There has been significant increase in the use of chest CT scans though the last ten years. The details of CT images also improved thanks to the use of modern image-processing technologies. As a result to such improvements, a lot of incidental findings are appearing during CT scans, which include unexpectedly imaging characteristics that are not related to original clinical purpose of the CT.  The study conducted by Dr. Gondrie represented a part of the Prognostic Value of Ancillary Information in Diagnostic Imaging (PROVIDI) project, which is aiming to study the significance of the unexpectedly detected imaging findings on CT scans of the chest. Dr. Gondrie explained "This is the first study to investigate whether incidental findings can predict future disease in a routine care setting. Incidental findings are obtained without additional radiation exposure or cost to the patient and may hold valuable clues as to the patient's overall health and their risk for future disease. It generates the much-needed insights that allow more effective utilization of the increasing amount of diagnostic information, and it could potentially change the way radiologists contribute to the efficiency of daily patient care."

Chest CT and Cardiovascular disease prediction.

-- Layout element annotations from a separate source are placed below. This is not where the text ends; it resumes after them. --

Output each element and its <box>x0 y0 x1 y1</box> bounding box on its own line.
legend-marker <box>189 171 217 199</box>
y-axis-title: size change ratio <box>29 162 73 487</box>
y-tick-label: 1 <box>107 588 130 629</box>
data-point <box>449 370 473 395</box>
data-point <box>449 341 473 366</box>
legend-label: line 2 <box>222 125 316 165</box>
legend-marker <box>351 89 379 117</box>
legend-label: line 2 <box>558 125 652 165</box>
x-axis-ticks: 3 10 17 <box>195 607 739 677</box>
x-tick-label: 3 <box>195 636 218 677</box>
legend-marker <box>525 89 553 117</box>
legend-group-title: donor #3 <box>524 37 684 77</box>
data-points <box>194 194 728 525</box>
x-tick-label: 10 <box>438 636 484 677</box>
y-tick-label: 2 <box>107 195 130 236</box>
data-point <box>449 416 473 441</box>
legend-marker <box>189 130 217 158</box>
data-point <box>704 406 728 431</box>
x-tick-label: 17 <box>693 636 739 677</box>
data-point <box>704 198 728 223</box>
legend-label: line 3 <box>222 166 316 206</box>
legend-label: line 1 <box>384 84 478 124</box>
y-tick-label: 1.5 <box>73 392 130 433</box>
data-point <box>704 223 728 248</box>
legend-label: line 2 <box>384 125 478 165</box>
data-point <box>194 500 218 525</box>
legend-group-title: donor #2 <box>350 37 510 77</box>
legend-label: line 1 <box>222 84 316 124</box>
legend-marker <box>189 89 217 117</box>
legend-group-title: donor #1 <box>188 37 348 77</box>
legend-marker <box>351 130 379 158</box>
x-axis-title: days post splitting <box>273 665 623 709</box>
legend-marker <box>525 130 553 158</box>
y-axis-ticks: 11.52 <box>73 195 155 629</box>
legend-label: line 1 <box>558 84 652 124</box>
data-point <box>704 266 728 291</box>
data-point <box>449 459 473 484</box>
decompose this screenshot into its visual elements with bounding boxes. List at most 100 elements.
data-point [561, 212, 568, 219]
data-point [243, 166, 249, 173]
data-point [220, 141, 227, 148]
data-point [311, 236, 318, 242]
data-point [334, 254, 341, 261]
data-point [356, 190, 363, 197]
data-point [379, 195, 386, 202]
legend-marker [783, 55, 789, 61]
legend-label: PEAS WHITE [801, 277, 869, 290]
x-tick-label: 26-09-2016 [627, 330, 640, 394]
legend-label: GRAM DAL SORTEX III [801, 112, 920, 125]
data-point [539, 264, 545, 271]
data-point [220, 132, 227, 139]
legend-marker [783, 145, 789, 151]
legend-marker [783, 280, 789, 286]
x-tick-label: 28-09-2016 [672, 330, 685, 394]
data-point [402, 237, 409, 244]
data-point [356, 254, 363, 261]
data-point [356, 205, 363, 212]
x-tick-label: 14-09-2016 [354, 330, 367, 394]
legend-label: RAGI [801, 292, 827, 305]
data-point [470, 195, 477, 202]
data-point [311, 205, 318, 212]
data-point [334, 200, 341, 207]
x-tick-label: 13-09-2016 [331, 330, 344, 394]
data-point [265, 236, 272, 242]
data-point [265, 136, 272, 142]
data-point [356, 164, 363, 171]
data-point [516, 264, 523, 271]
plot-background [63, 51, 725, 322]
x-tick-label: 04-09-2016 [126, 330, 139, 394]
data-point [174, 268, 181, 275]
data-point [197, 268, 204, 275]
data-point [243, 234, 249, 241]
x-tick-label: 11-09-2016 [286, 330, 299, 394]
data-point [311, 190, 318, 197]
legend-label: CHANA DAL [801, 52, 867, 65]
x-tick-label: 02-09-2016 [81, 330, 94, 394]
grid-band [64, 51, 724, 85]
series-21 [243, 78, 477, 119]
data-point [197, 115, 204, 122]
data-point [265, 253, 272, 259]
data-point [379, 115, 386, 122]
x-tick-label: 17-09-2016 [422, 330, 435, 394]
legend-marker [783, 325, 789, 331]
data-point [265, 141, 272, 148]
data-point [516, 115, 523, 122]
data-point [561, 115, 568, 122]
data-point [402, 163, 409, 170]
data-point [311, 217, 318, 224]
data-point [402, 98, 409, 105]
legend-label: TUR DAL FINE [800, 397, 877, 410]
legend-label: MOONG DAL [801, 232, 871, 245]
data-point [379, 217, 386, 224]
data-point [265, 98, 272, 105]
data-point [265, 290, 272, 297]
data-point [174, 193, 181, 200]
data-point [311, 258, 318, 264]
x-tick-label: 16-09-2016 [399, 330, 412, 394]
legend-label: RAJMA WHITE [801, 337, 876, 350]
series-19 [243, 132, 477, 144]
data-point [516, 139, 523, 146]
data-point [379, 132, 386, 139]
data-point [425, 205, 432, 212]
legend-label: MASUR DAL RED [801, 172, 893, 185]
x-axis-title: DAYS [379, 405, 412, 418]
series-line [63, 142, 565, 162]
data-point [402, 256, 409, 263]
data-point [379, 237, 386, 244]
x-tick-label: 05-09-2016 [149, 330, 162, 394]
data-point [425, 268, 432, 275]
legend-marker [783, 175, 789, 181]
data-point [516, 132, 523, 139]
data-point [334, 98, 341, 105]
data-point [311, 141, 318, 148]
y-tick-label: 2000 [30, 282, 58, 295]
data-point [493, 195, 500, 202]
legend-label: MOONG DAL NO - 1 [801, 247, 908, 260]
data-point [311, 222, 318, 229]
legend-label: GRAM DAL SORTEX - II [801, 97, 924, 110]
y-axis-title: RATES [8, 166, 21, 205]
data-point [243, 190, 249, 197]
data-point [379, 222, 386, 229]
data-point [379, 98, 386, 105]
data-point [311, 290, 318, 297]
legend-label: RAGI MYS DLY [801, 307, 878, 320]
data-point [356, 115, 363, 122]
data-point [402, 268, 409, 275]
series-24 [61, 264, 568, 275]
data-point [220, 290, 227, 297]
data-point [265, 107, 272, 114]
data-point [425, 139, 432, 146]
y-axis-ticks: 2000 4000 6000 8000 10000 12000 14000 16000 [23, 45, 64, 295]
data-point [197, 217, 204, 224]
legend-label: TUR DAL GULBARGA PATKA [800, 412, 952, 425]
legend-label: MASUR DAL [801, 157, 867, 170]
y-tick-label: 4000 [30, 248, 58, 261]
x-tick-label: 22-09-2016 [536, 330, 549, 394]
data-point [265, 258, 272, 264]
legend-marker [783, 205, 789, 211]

During his study, Dr. Gondrie and his team designed cardiovascular disease prediction models using incidental aortic findings detected on chest CT scans. The study involved 6,975 patients who had chest CT scan for non-cardiovascular purposes. A sample of 817 patients, in addition to 347 patients who had a cardiovascular event throughout a follow-up period of 17 months in average, were included in the study. Research team made scores for incidental aortic abnormalities detected on the CT scans, such abnormalities included plaques, calcifications and other defects. Other factors were put in consideration such as the age of patients, their gender and CT scans indications. The prediction model was used to determine the finding that is highly indicating future cardiovascular diseases, which was found to be aortic calcifications.